The one and only time Chrétien de Troyes names Merlin is in the remark that during Arthur’s day sterling had been the currency throughout Britain since Merlin’s time.

Malory mentions three units of currency: besant or bezant, pence, and pound.

Until the United Kingdom put its money on the decimal system, 12 pence equaled one shilling and 20 shillings equaled one pound. A guinea was one pound plus one shilling. A besant was a Byzantine gold coin which finally varied in value between the English sovereign and half-sovereign, or less. Silver besants were also struck, and were worth between a florin and a shilling. The English florin was issued by Edward II, and was worth six shillings or six and eightpence. The English sovereign was a gold coin minted from the time of Henry VII to that of Charles I, originally worth 22s.6d, but later worth only ten or eleven shillings.

As for the buying power of these coins, in IV, 25, Malory speaks of a “rich circlet of gold worth a thousand besants” as the prize at a tournament. Speaking of Arthur’s body, the former Bishop of Canterbury says:

But this night ... came a number of ladies, and brought hither a dead corpse, and prayed me to bury him; and here they offered a hundred tapers, and they gave me an hundred besants.
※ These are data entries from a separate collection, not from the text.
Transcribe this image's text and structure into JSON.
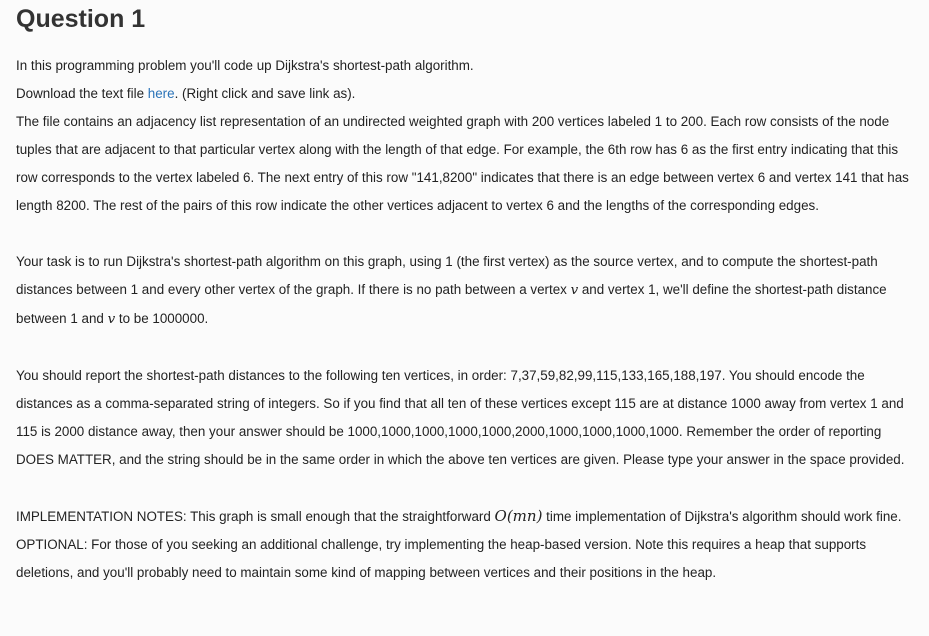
{
  "question": {
    "title": "Question 1",
    "intro": "In this programming problem you'll code up Dijkstra's shortest-path algorithm.",
    "download_prefix": "Download the text file ",
    "download_link": "here",
    "download_suffix": ". (Right click and save link as).",
    "p_file": "The file contains an adjacency list representation of an undirected weighted graph with 200 vertices labeled 1 to 200. Each row consists of the node tuples that are adjacent to that particular vertex along with the length of that edge. For example, the 6th row has 6 as the first entry indicating that this row corresponds to the vertex labeled 6. The next entry of this row \"141,8200\" indicates that there is an edge between vertex 6 and vertex 141 that has length 8200. The rest of the pairs of this row indicate the other vertices adjacent to vertex 6 and the lengths of the corresponding edges.",
    "task_part1": "Your task is to run Dijkstra's shortest-path algorithm on this graph, using 1 (the first vertex) as the source vertex, and to compute the shortest-path distances between 1 and every other vertex of the graph. If there is no path between a vertex ",
    "task_var1": "v",
    "task_part2": " and vertex 1, we'll define the shortest-path distance between 1 and ",
    "task_var2": "v",
    "task_part3": " to be 1000000.",
    "p_report": "You should report the shortest-path distances to the following ten vertices, in order: 7,37,59,82,99,115,133,165,188,197. You should encode the distances as a comma-separated string of integers. So if you find that all ten of these vertices except 115 are at distance 1000 away from vertex 1 and 115 is 2000 distance away, then your answer should be 1000,1000,1000,1000,1000,2000,1000,1000,1000,1000. Remember the order of reporting DOES MATTER, and the string should be in the same order in which the above ten vertices are given. Please type your answer in the space provided.",
    "impl_part1": "IMPLEMENTATION NOTES: This graph is small enough that the straightforward ",
    "impl_math": "O(mn)",
    "impl_part2": " time implementation of Dijkstra's algorithm should work fine. OPTIONAL: For those of you seeking an additional challenge, try implementing the heap-based version. Note this requires a heap that supports deletions, and you'll probably need to maintain some kind of mapping between vertices and their positions in the heap."
  },
  "colors": {
    "link": "#2a73b8",
    "text": "#222222",
    "title": "#333333",
    "background": "#fbfbfb"
  }
}
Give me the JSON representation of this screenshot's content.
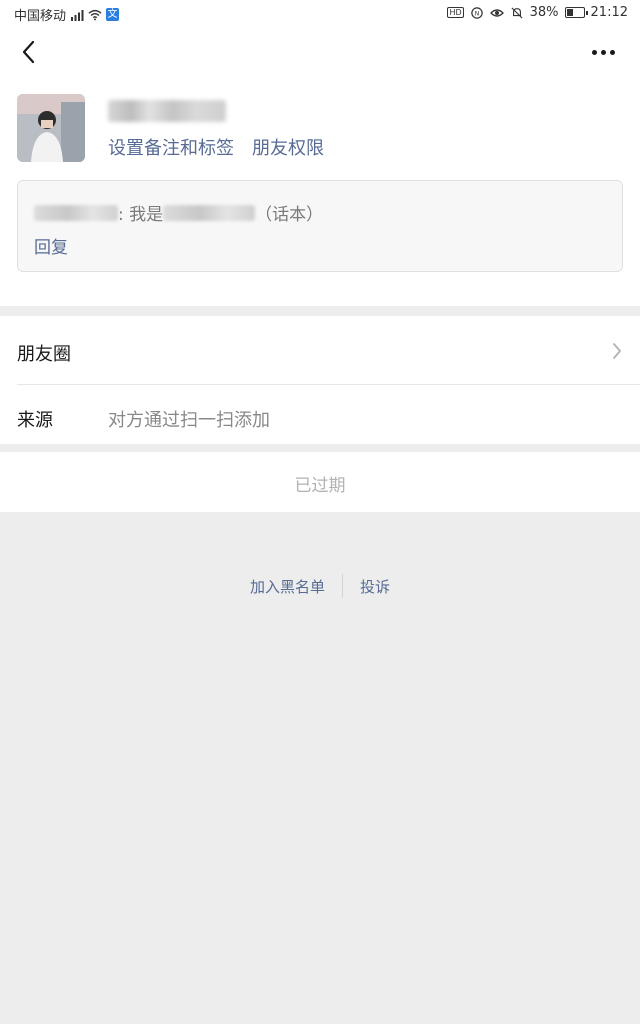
{
  "status_bar": {
    "carrier": "中国移动",
    "network": "4G",
    "app_badge": "文",
    "hd": "HD",
    "battery": "38%",
    "battery_level": 0.38,
    "time": "21:12"
  },
  "header": {
    "back_icon": "chevron-left-icon",
    "more_icon": "more-dots-icon"
  },
  "profile": {
    "links": {
      "remark": "设置备注和标签",
      "permission": "朋友权限"
    },
    "greeting": {
      "prefix_sep": ": 我是",
      "suffix": "（话本）",
      "reply": "回复"
    }
  },
  "rows": {
    "moments": {
      "label": "朋友圈"
    },
    "source": {
      "label": "来源",
      "value": "对方通过扫一扫添加"
    }
  },
  "expired": {
    "label": "已过期"
  },
  "bottom_actions": {
    "blacklist": "加入黑名单",
    "report": "投诉"
  },
  "colors": {
    "link": "#576b95",
    "background": "#ededed",
    "muted": "#b2b2b2"
  }
}
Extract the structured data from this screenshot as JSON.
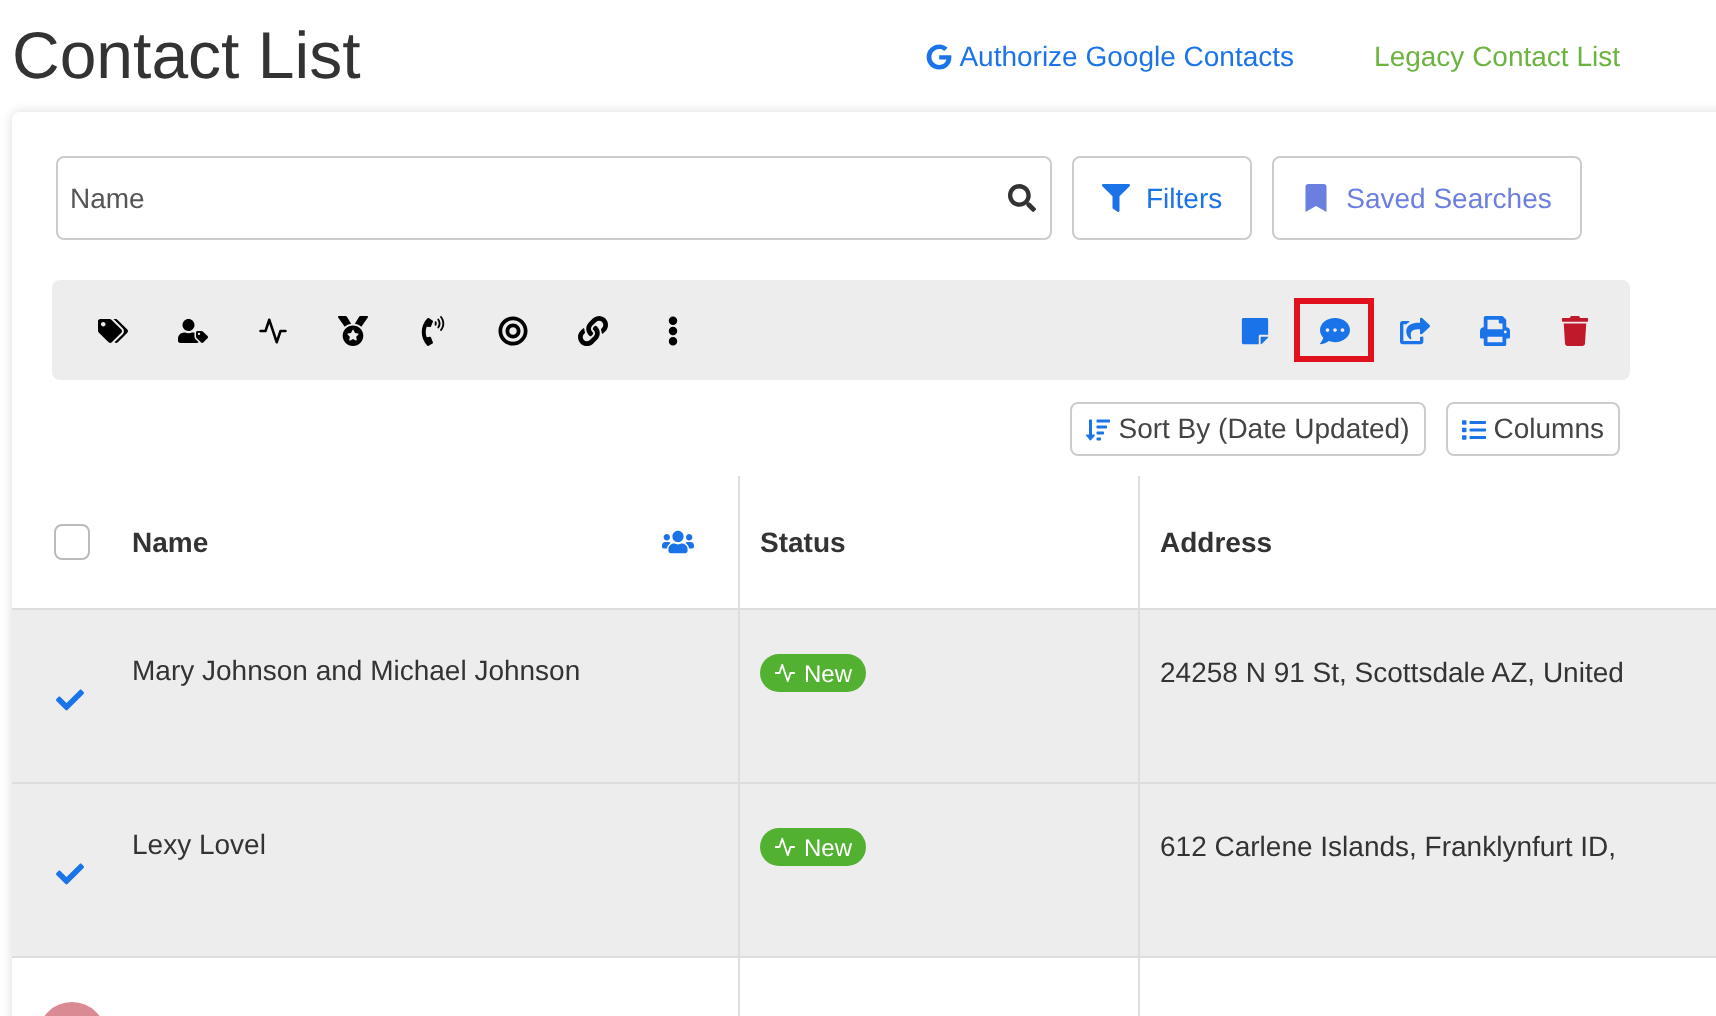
{
  "page": {
    "title": "Contact List"
  },
  "header_links": [
    {
      "kind": "google",
      "label": "Authorize Google Contacts"
    },
    {
      "kind": "legacy",
      "label": "Legacy Contact List"
    }
  ],
  "search": {
    "placeholder": "Name"
  },
  "buttons": [
    {
      "kind": "filter",
      "label": "Filters"
    },
    {
      "kind": "saved",
      "label": "Saved Searches"
    }
  ],
  "toolbar": {
    "left_tools": [
      {
        "kind": "tags",
        "highlighted": false
      },
      {
        "kind": "assign",
        "highlighted": false
      },
      {
        "kind": "pulse",
        "highlighted": false
      },
      {
        "kind": "medal",
        "highlighted": false
      },
      {
        "kind": "call",
        "highlighted": false
      },
      {
        "kind": "target",
        "highlighted": false
      },
      {
        "kind": "link",
        "highlighted": false
      },
      {
        "kind": "more",
        "highlighted": false
      }
    ],
    "right_tools": [
      {
        "kind": "note",
        "highlighted": false
      },
      {
        "kind": "chat",
        "highlighted": true
      },
      {
        "kind": "share",
        "highlighted": false
      },
      {
        "kind": "print",
        "highlighted": false
      },
      {
        "kind": "delete",
        "highlighted": false
      }
    ]
  },
  "sort_button": "Sort By (Date Updated)",
  "columns_button": "Columns",
  "table": {
    "select_all_checked": false,
    "columns": [
      "Name",
      "Status",
      "Address"
    ],
    "rows": [
      {
        "name": "Mary Johnson and Michael Johnson",
        "status": "New",
        "address": "24258 N 91 St, Scottsdale AZ, United",
        "selected": true
      },
      {
        "name": "Lexy Lovel",
        "status": "New",
        "address": "612 Carlene Islands, Franklynfurt ID,",
        "selected": true
      },
      {
        "selected": false
      }
    ]
  }
}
In XXI, 8, Lancelot returns to Britain after Arthur’s passing:

[H]e made a dole, and all they that would come had as much flesh, fish, wine and ale, and every man and woman had twelve pence, come who would ... And on the morn all the priests and clerks ... were there, and sang mass of Requiem; and there offered first Sir Launcelot, and he offered an hundred pound; and then the seven kings offered forty pound apiece; and also there was a thousand knights, and each of them offered a pound; and the offering dured from morn till night.

There are also these entries:

I wot well and can make it good, said Sir Ector [to Sir Lancelot, on finding him in the Joyous Isle], it hath cost my lady, the queen, twenty thousand pound the seeking of you. Madam, said Sir Launcelot ... I proffered [Elaine of Astolat], for her good love that she shewed me, a thousand pound yearly to her, and to her heirs. And so upon the morn [Elaine of Astolat] was interred richly, and Sir Launcelot offered her mass-penny.

This seems to be about the extent of Malory’s concern with the particulars of money.